Les montages d’Ícaro éludent toute forme d’intégration à un discours surplombant, ils se refusent à la linéarité et à la démonstration, préférant la possibilité d’un investissement intime à la synthèse d’une parole totalisante. Le paradigme indiciaire s’en trouve enrayé. Déposés, ça et là, des objets tels qu’un morceau d’obsidienne, des vignettes de Chiquilin ou un livre, accompagnent les œuvres—faites elles mêmes d’autres objets—, soulignant leur dimension matérielle et irréductible. L’œuvre devient ainsi l’espace d’exposition d’une collection personnelle où se donnent à lire des bribes de récits qui sans cesse tournent autour des traces collectées par Ícaro. Les objets n’y sont jamais bruts, mais engagés dans une logique d’assemblage et d’exposition. C’est donc moins la restitution d’une histoire qui se déploie sous nos yeux, qu’une relation intime à celle-ci.
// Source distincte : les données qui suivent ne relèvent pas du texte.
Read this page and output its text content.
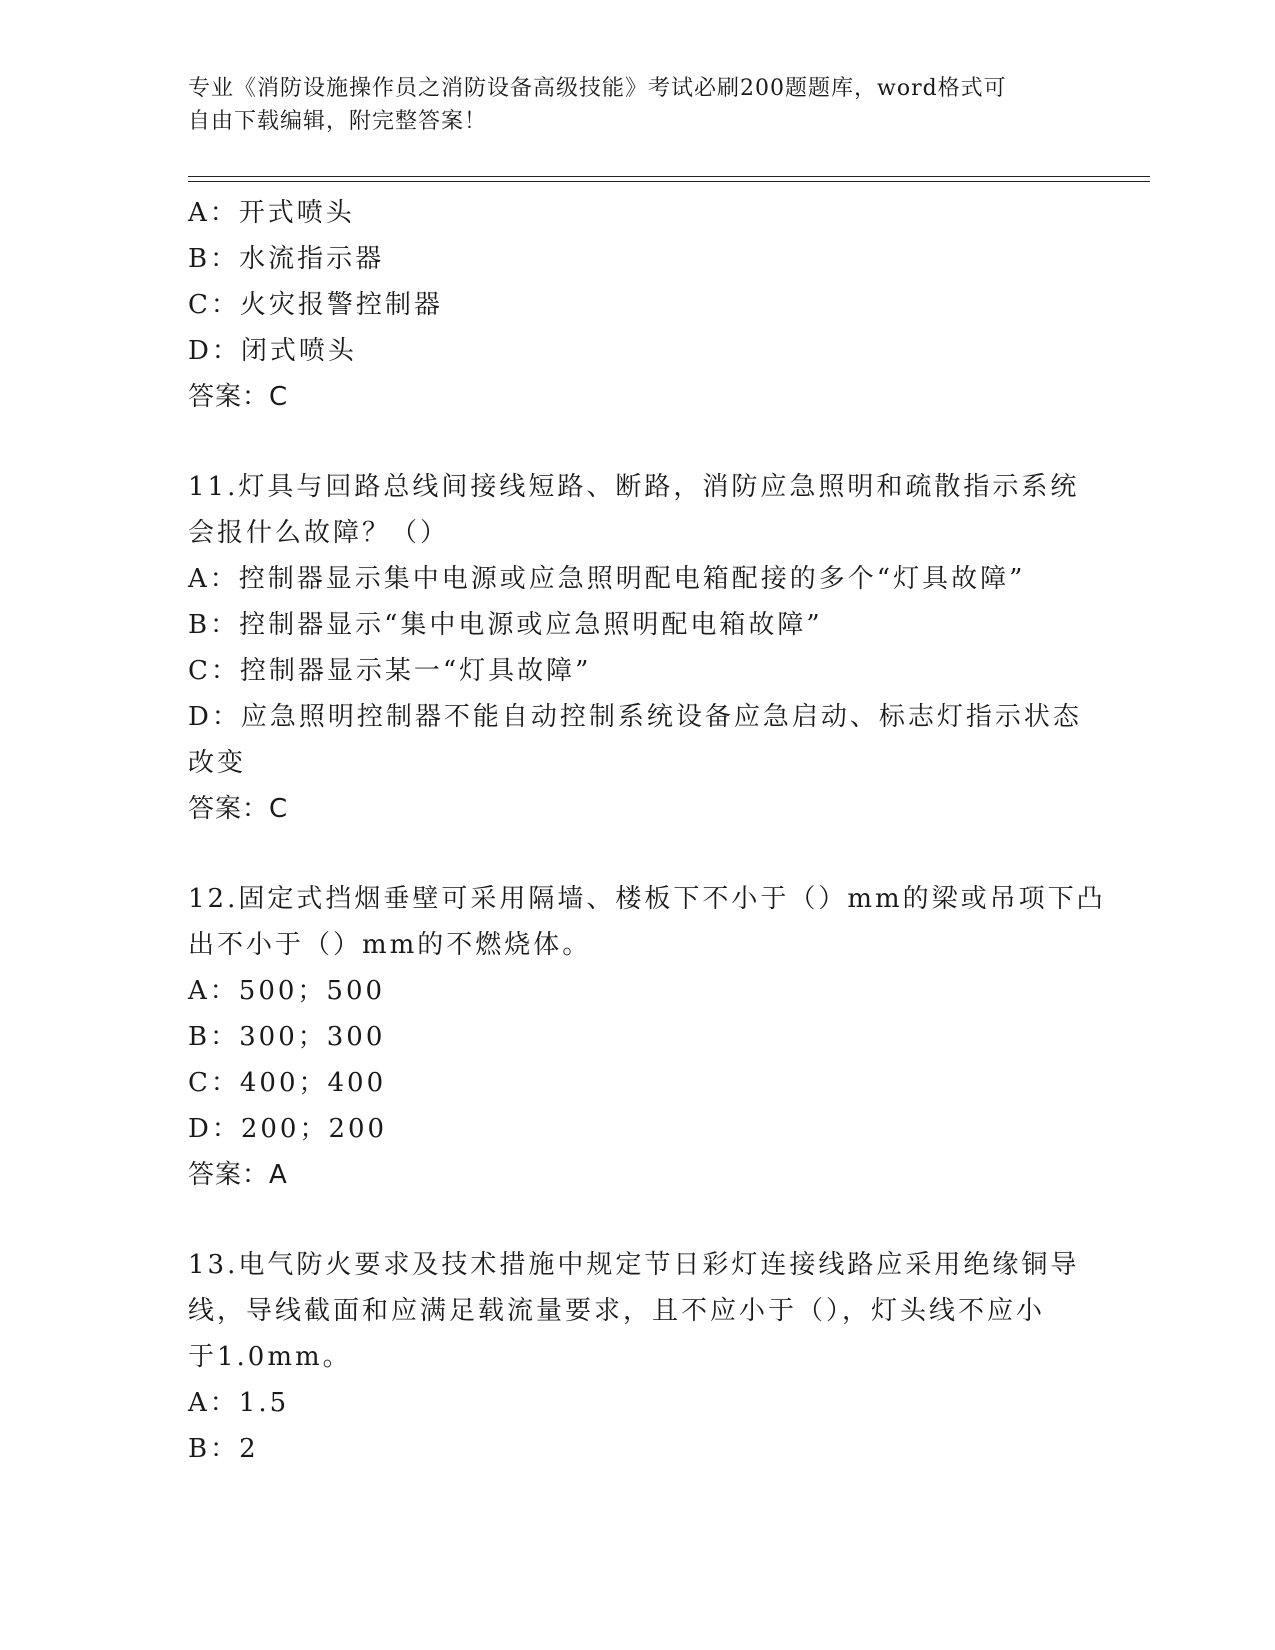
专业《消防设施操作员之消防设备高级技能》考试必刷200题题库，word格式可
自由下载编辑，附完整答案！
A：开式喷头
B：水流指示器
C：火灾报警控制器
D：闭式喷头
答案：C
11.灯具与回路总线间接线短路、断路，消防应急照明和疏散指示系统
会报什么故障？（）
A：控制器显示集中电源或应急照明配电箱配接的多个“灯具故障”
B：控制器显示“集中电源或应急照明配电箱故障”
C：控制器显示某一“灯具故障”
D：应急照明控制器不能自动控制系统设备应急启动、标志灯指示状态
改变
答案：C
12.固定式挡烟垂壁可采用隔墙、楼板下不小于（）mm的梁或吊项下凸
出不小于（）mm的不燃烧体。
A：500；500
B：300；300
C：400；400
D：200；200
答案：A
13.电气防火要求及技术措施中规定节日彩灯连接线路应采用绝缘铜导
线，导线截面和应满足载流量要求，且不应小于（），灯头线不应小
于1.0mm。
A：1.5
B：2
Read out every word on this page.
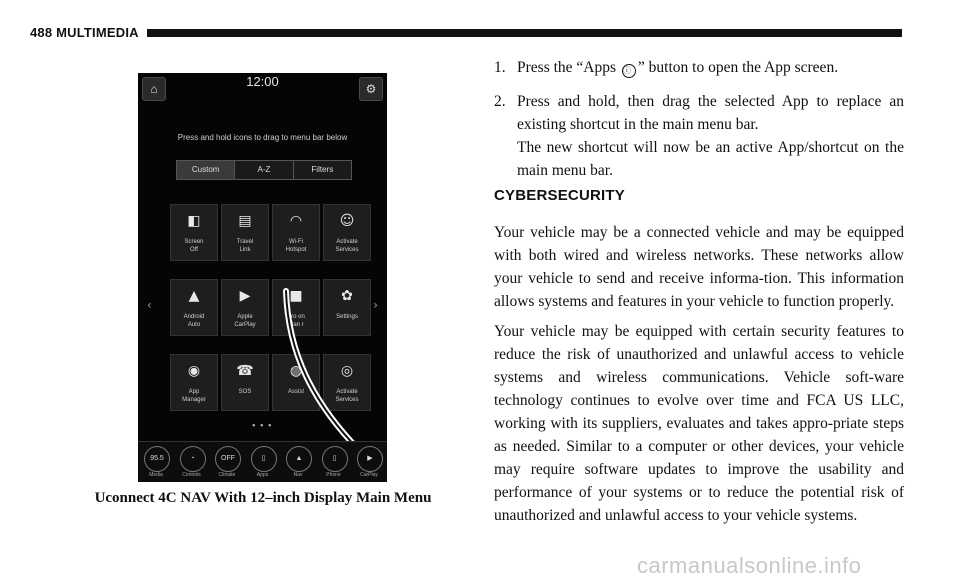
488 MULTIMEDIA
12:00
⌂	⚙
Press and hold icons to drag to menu bar below
Custom	A-Z	Filters
‹	›
◧
Screen
Off
▤
Travel
Link
◠
Wi-Fi
Hotspot
☺
Activate
Services
▲
Android
Auto
▶
Apple
CarPlay
■
Pro on
Man r
✿
Settings
◉
App
Manager
☎
SOS
◍
Assist
◎
Activate
Services
• • •
95.5
Media
◔
Controls
OFF
Climate
▯
Apps
▲
Nav
▯
Phone
▶
CarPlay
Uconnect 4C NAV With 12–inch Display Main Menu
1. Press the “Apps ⓘ ” button to open the App screen.
2. Press and hold, then drag the selected App to replace an existing shortcut in the main menu bar.
The new shortcut will now be an active App/shortcut on the main menu bar.
CYBERSECURITY

Your vehicle may be a connected vehicle and may be equipped with both wired and wireless networks. These networks allow your vehicle to send and receive informa-tion. This information allows systems and features in your vehicle to function properly.

Your vehicle may be equipped with certain security features to reduce the risk of unauthorized and unlawful access to vehicle systems and wireless communications. Vehicle soft-ware technology continues to evolve over time and FCA US LLC, working with its suppliers, evaluates and takes appro-priate steps as needed. Similar to a computer or other devices, your vehicle may require software updates to improve the usability and performance of your systems or to reduce the potential risk of unauthorized and unlawful access to your vehicle systems.

carmanualsonline.info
Par cette démarche qui jamais ne cherche à figer, mais plutôt à s’offrir, comme oreille, à la pluralité des récits et des voix, à leur vulnérabilité, Ícaro Lira rend compte d’une empathie profonde à l’égard des vécus. L’exposition à la galerie Salle Principale apparaît comme un nœud. Un nœud temporaire de voix, de rencontres et de récits, de territoires traversés, habités et portés en chacun, de temporalités distinctes sans cesse reconduites par des collages renouvelés. Aussi n’agit-elle pas sur le mode de l’institution, mais plutôt sur celui de la fissuration et de l’ouverture. L’énonciation y est plurielle, spéculaire. Elle se fait entendre par à coups, dans les enchaînements et les soubresauts du montage, dans l’écho des rencontres qui l’ont vu naître et que celui-ci suscite.